These changes would have the effect of expanding the types of
permissible investments that are subject only to the overall limit on
unsecured credit extensions set forth in Sec. 1277.7(a)(2), a status
that currently applies only to overnight Fed Funds. Overnight Fed Funds
are overnight unsecured investments in approved counterparties, while
IBDA deposits are non-maturity deposits in approved counterparties,
using the same credit standards as, and generally paying a premium
compared to, overnight Fed Funds. For a Bank's IBDA deposit to be
considered an authorized overnight investment under the proposed rule,
the Bank would be required to establish a process by which the
counterparty would return its IBDA deposit daily, which is analogous to
movement of overnight Fed Funds trades.
While IBDA deposits have a similar risk profile to overnight Fed
Funds, FHFA expects that expanding IBDA deposit capacity would benefit
the Banks by increasing the flexibility of their liquidity asset
management. For example, while most reverse repo and overnight Fed
Funds transactions require an early morning trade commitment, IBDA
deposits can move between a Bank and counterparty whenever funds
transfer systems are open, including the end of the business day. By
employing IBDA deposits to manage liquidity, a Bank need not attempt to
accurately anticipate member advance demand before gaining a full
understanding of member liquidity needs and debt issuance conditions
throughout the business day. In a stressed market environment,
developments during the business day can create sudden, unanticipated
late-day advance demand. The proposed exclusion of ``authorized
overnight investments'' from the general limit would allow the Banks to
increase IBDA deposit exposure and therefore retain more cash on hand
to satisfy unexpected late-day member advance needs before committing
excess funds to their IBDA counterparties at the end of the business
day, thereby improving their overall liquidity flexibility.
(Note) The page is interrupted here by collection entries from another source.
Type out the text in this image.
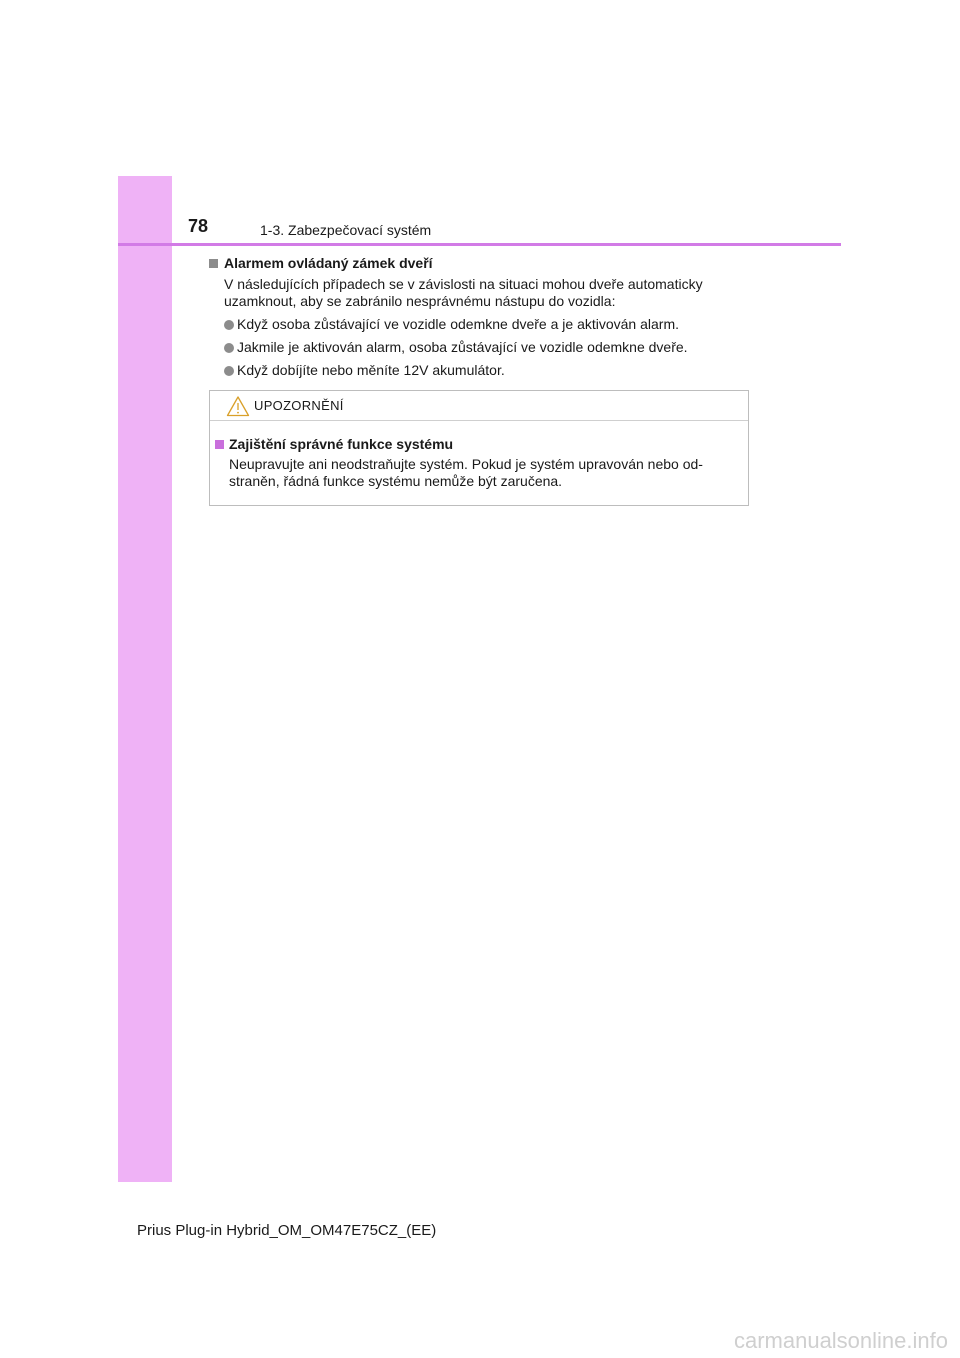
78	1-3. Zabezpečovací systém
Alarmem ovládaný zámek dveří
V následujících případech se v závislosti na situaci mohou dveře automaticky uzamknout, aby se zabránilo nesprávnému nástupu do vozidla:
Když osoba zůstávající ve vozidle odemkne dveře a je aktivován alarm.
Jakmile je aktivován alarm, osoba zůstávající ve vozidle odemkne dveře.
Když dobíjíte nebo měníte 12V akumulátor.
UPOZORNĚNÍ
Zajištění správné funkce systému
Neupravujte ani neodstraňujte systém. Pokud je systém upravován nebo od-straněn, řádná funkce systému nemůže být zaručena.
Prius Plug-in Hybrid_OM_OM47E75CZ_(EE)
carmanualsonline.info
FHFA expects that expanding the Banks' ability to use IBDA deposits
for liquidity management would further benefit the Banks by reducing
the overall cost of holding liquidity assets due to higher yields
available through IBDAs. Since 2018, the Bank System has achieved a
spread on IBDA deposits above reverse repo and overnight Fed Funds sold
transactions of approximately 7.5 and 6.7 basis points, respectively,
indicating a lower cost to yield against instruments of comparable
risk.
FHFA proposes including in the new definition of ``authorized
overnight investments'' set forth in Sec. 1277.1 the ability to expand
without a rulemaking the types of overnight investments excluded from
the general limit, and therefore subject only to the higher overall
limit, to respond to changes in financial products and market
conditions. The Banks would seek approval for such investments through
the approval process set forth in FHFA's procedures regulation at 12
CFR part 1211. This would allow FHFA to update the instruments
qualifying as authorized overnight investments without amending the
regulation through rulemaking, significantly increasing the speed with
which the Agency could respond to the evolving financial marketplace.
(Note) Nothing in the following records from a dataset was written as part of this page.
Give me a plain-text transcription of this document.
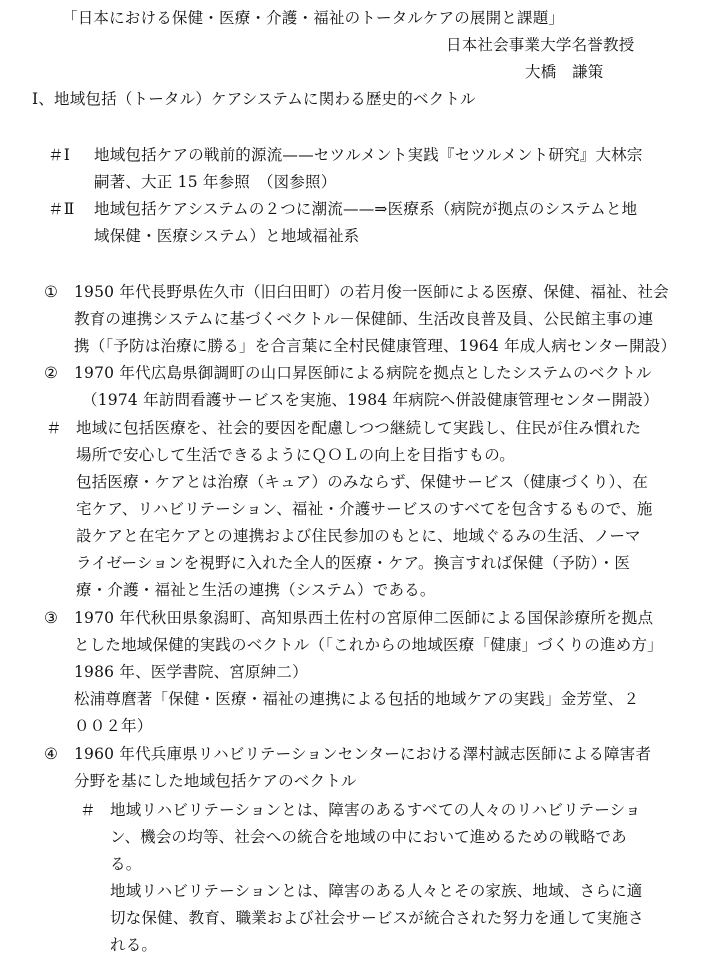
「日本における保健・医療・介護・福祉のトータルケアの展開と課題」
日本社会事業大学名誉教授
大橋　謙策
Ⅰ、地域包括（トータル）ケアシステムに関わる歴史的ベクトル
＃Ⅰ 地域包括ケアの戦前的源流——セツルメント実践『セツルメント研究』大林宗
嗣著、大正 15 年参照　（図参照）
＃Ⅱ 地域包括ケアシステムの２つに潮流——⇒医療系（病院が拠点のシステムと地
域保健・医療システム）と地域福祉系
① 1950 年代長野県佐久市（旧臼田町）の若月俊一医師による医療、保健、福祉、社会
教育の連携システムに基づくベクトル－保健師、生活改良普及員、公民館主事の連
携（「予防は治療に勝る」を合言葉に全村民健康管理、1964 年成人病センター開設）
② 1970 年代広島県御調町の山口昇医師による病院を拠点としたシステムのベクトル
（1974 年訪問看護サービスを実施、1984 年病院へ併設健康管理センター開設）
＃ 地域に包括医療を、社会的要因を配慮しつつ継続して実践し、住民が住み慣れた
場所で安心して生活できるようにＱＯＬの向上を目指すもの。
包括医療・ケアとは治療（キュア）のみならず、保健サービス（健康づくり）、在
宅ケア、リハビリテーション、福祉・介護サービスのすべてを包含するもので、施
設ケアと在宅ケアとの連携および住民参加のもとに、地域ぐるみの生活、ノーマ
ライゼーションを視野に入れた全人的医療・ケア。換言すれば保健（予防）・医
療・介護・福祉と生活の連携（システム）である。
③ 1970 年代秋田県象潟町、高知県西土佐村の宮原伸二医師による国保診療所を拠点
とした地域保健的実践のベクトル（「これからの地域医療「健康」づくりの進め方」
1986 年、医学書院、宮原紳二）
松浦尊麿著「保健・医療・福祉の連携による包括的地域ケアの実践」金芳堂、２
００２年）
④ 1960 年代兵庫県リハビリテーションセンターにおける澤村誠志医師による障害者
分野を基にした地域包括ケアのベクトル
＃ 地域リハビリテーションとは、障害のあるすべての人々のリハビリテーショ
ン、機会の均等、社会への統合を地域の中において進めるための戦略であ
る。
地域リハビリテーションとは、障害のある人々とその家族、地域、さらに適
切な保健、教育、職業および社会サービスが統合された努力を通して実施さ
れる。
FHFA requests comment on whether, as proposed, unsecured extensions of
credit excluded from the general limit and subject only to the overall
limit should be authorized by FHFA through the regulatory approval
process, or whether any such changes should be subject to notice and
comment rulemaking.
FHFA has considered whether unsecured deposits in non-interest-
bearing deposit accounts such as settlement, payroll, or other
transactional accounts should be considered unsecured extensions of
credit and included in a Bank's calculation of its unsecured credit
limits. Such deposits are considered on-balance sheet transactions
under existing Sec. 1277.7(f)(1)(i) \17\ and therefore must be
considered unsecured extensions of credit and subject to the unsecured
credit limits. Further, nothing in the existing regulation excludes
such deposits from the unsecured credit limits.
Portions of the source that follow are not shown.